For a long time scientists have wondered why some people linger in despair and others pop out of it. Martin Seligman, author of Learned Optimism and past president of the American Psychological Association, was acclaimed for scientifically dissecting despair in the laboratory to see how it works. Despair is no longer a mysterious black box. Hopelessness can actually be measured by how you choose to explain bad events. He writes,
“Finding permanent and universal causes for misfortune is the practice of despair. . . People who make permanent and universal explanations for their troubles tend to collapse under pressure, both for a long time and across situations.”
Seligman developed the “hope score” which measured the degree of pervasiveness and permanence a person showed when explaining bad events in their lives.
He also tested a third variable of the “hope score”, not as determinative as the first two, called personalization. Those that internalize bad events by blaming themselves are more pessimistic than those that externalize bad events by blaming others or circumstances. But, Seligman writes an important disclaimer:
“Although there are clear benefits to learned optimism – there are also dangers. Temporary? Local? That is fine. I want my depression to be short and limited. I want to bounce back quickly. But external? Is it right that I should blame others for my failures? Most assuredly we want people to own up to the messes they make, to be responsible for their actions. Certain psychological doctrines have damaged our society by helping to erode personal responsibility: Evil is mislabeled insanity; bad manners are shucked off as neurosis… I am unwilling to advocate any strategy that further erodes responsibility.”
Seligman’s research has helped millions identify their own pessimistic explanatory styles and replace them with optimistic explanatory styles. But there were two limitations presented by his research. First, He didn’t resolved the dilemma about personal responsibility. Second, his laboratory experiments measured localized and temporary pain, not permanent and pervasive suffering.
But, what if the bad events in your life are in fact pervasive, permanent and personally caused? Suppose these nasty p-words are not just in your head, as an explanatory style, but are objectively true!

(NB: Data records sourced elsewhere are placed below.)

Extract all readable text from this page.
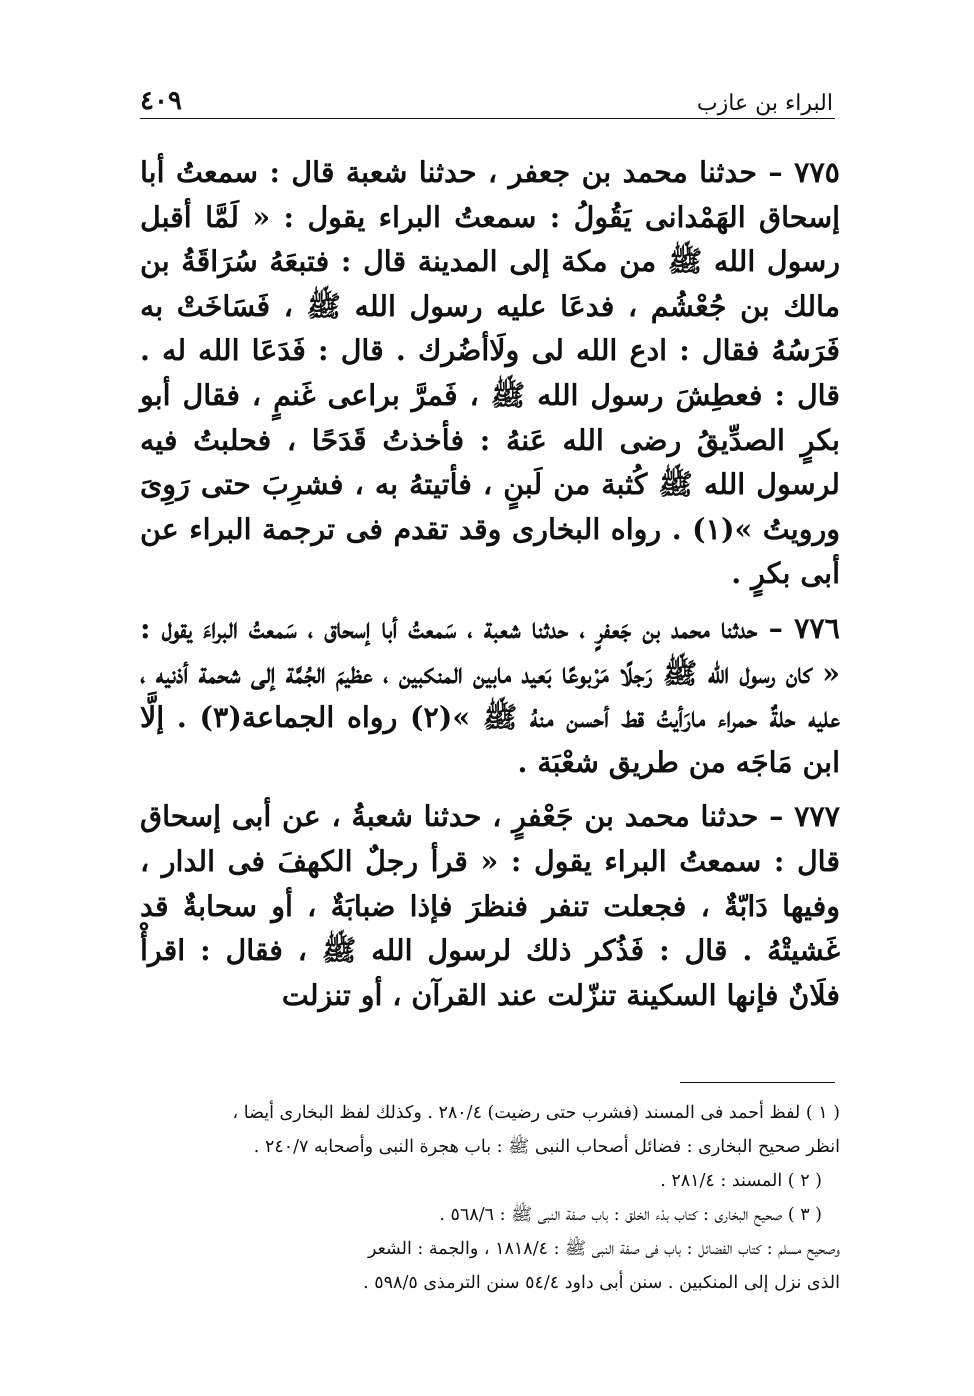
البراء بن عازب
٤٠٩

٧٧٥ – حدثنا محمد بن جعفر ، حدثنا شعبة قال : سمعتُ أبا إسحاق الهَمْدانى يَقُولُ : سمعتُ البراء يقول : « لَمَّا أقبل رسول الله ﷺ من مكة إلى المدينة قال : فتبعَهُ سُرَاقَةُ بن مالك بن جُعْشُم ، فدعَا عليه رسول الله ﷺ ، فَسَاخَتْ به فَرَسُهُ فقال : ادع الله لى ولَاأضُرك . قال : فَدَعَا الله له . قال : فعطِشَ رسول الله ﷺ ، فَمرَّ براعى غَنمٍ ، فقال أبو بكرٍ الصدِّيقُ رضى الله عَنهُ : فأخذتُ قَدَحًا ، فحلبتُ فيه لرسول الله ﷺ كُثبة من لَبنٍ ، فأتيتهُ به ، فشرِبَ حتى رَوِىَ ورويتُ »(١) . رواه البخارى وقد تقدم فى ترجمة البراء عن أبى بكرٍ .

٧٧٦ – حدثنا محمد بن جَعفرٍ ، حدثنا شعبة ، سَمعتُ أبا إسحاق ، سَمعتُ البراءَ يقول : « كان رسول الله ﷺ رَجلًا مَرْبوعًا بَعيد مابين المنكبين ، عظيمَ الجُمَّة إلى شحمة أذنيه ، عليه حلةٌ حمراء مارَأيتُ قط أحسن منهُ ﷺ »(٢) رواه الجماعة(٣) . إلَّا ابن مَاجَه من طريق شعْبَة .

٧٧٧ – حدثنا محمد بن جَعْفرٍ ، حدثنا شعبةُ ، عن أبى إسحاق قال : سمعتُ البراء يقول : « قرأ رجلٌ الكهفَ فى الدار ، وفيها دَابّةٌ ، فجعلت تنفر فنظرَ فإذا ضبابَةٌ ، أو سحابةٌ قد غَشيتْهُ . قال : فَذُكر ذلك لرسول الله ﷺ ، فقال : اقرأْ فلَانٌ فإنها السكينة تنزّلت عند القرآن ، أو تنزلت

( ١ ) لفظ أحمد فى المسند (فشرب حتى رضيت) ٢٨٠/٤ . وكذلك لفظ البخارى أيضا ،

انظر صحيح البخارى : فضائل أصحاب النبى ﷺ : باب هجرة النبى وأصحابه ٢٤٠/٧ .

( ٢ ) المسند : ٢٨١/٤ .

( ٣ ) صحيح البخارى : كتاب بدْء الخلق : باب صفة النبى ﷺ : ٥٦٨/٦ .

وصحيح مسلم : كتاب الفضائل : باب فى صفة النبى ﷺ : ١٨١٨/٤ ، والجمة : الشعر

الذى نزل إلى المنكبين . سنن أبى داود ٥٤/٤ سنن الترمذى ٥٩٨/٥ .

Joni Erickson broke her neck diving off a pier and became a quadriplegic. Her broken neck is tragically pervasive, inhibiting every aspect of her life. It’s also permanent, binding her to a wheel chair for over 50 years. What kind of hope can we offer a person like Joni?
If this life is all that there is then Joni Erickson’s spinal cord injury is truly permanent and pervasive. Explaining away her darkened reality with an optimistic explanatory style sounds ridiculous. But, if the resurrection of Jesus Christ happened, then this life isn’t all there is. God guarantees another. When Jesus returns, those in Him shall rise with new physical bodies in a fully renewed cosmos. Joni imagines that day and writes,
“The first thing I plan to do on my resurrected legs is to drop on grateful glorified knees, kneel quietly before the feet of Jesus and then I am going to be on my feet dancing.” She continues, “Can you imagine what hope [the resurrection] gives someone with a spinal cord injury like mine?”

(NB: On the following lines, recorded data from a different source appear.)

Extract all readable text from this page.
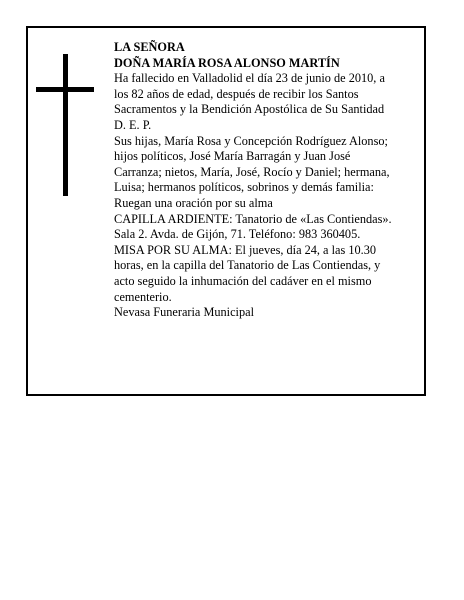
LA SEÑORA
DOÑA MARÍA ROSA ALONSO MARTÍN
Ha fallecido en Valladolid el día 23 de junio de 2010, a
los 82 años de edad, después de recibir los Santos
Sacramentos y la Bendición Apostólica de Su Santidad
D. E. P.
Sus hijas, María Rosa y Concepción Rodríguez Alonso;
hijos políticos, José María Barragán y Juan José
Carranza; nietos, María, José, Rocío y Daniel; hermana,
Luisa; hermanos políticos, sobrinos y demás familia:
Ruegan una oración por su alma
CAPILLA ARDIENTE: Tanatorio de «Las Contiendas».
Sala 2. Avda. de Gijón, 71. Teléfono: 983 360405.
MISA POR SU ALMA: El jueves, día 24, a las 10.30
horas, en la capilla del Tanatorio de Las Contiendas, y
acto seguido la inhumación del cadáver en el mismo
cementerio.
Nevasa Funeraria Municipal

When Tishira Duffy clipped a family’s minivan while driving at 92 miles an hour, she killed Meg Abbott’s mom, dad and two brothers. Tishira is personally responsible for robbing a six year old girl of her entire family. How does Tishira deal with her personal fault and yet find hope?
Unless there is a God who forgives, she never will. But if Jesus Christ really died for sinners, then Tishira may appropriately externalize her guilt to him. Jesus will take her blame and pay the penalty for her crime. But there is a catch. First, Tishira must take responsibility for her guilt (which resolves Dr. Seligman’s concerns). Admitting sin and asking for forgiveness is the key that unlocks the door of hope with Jesus.
The secret is out! Through empirical research, Dr. Seligman has stumbled onto truths Christianity has proclaimed for millennia. Jesus’ substitutional death and bodily resurrection provide an explanatory style capable of returning unexpectedly high “hope scores” for people trapped by permanent and pervasive suffering — even when they’re personally to blame.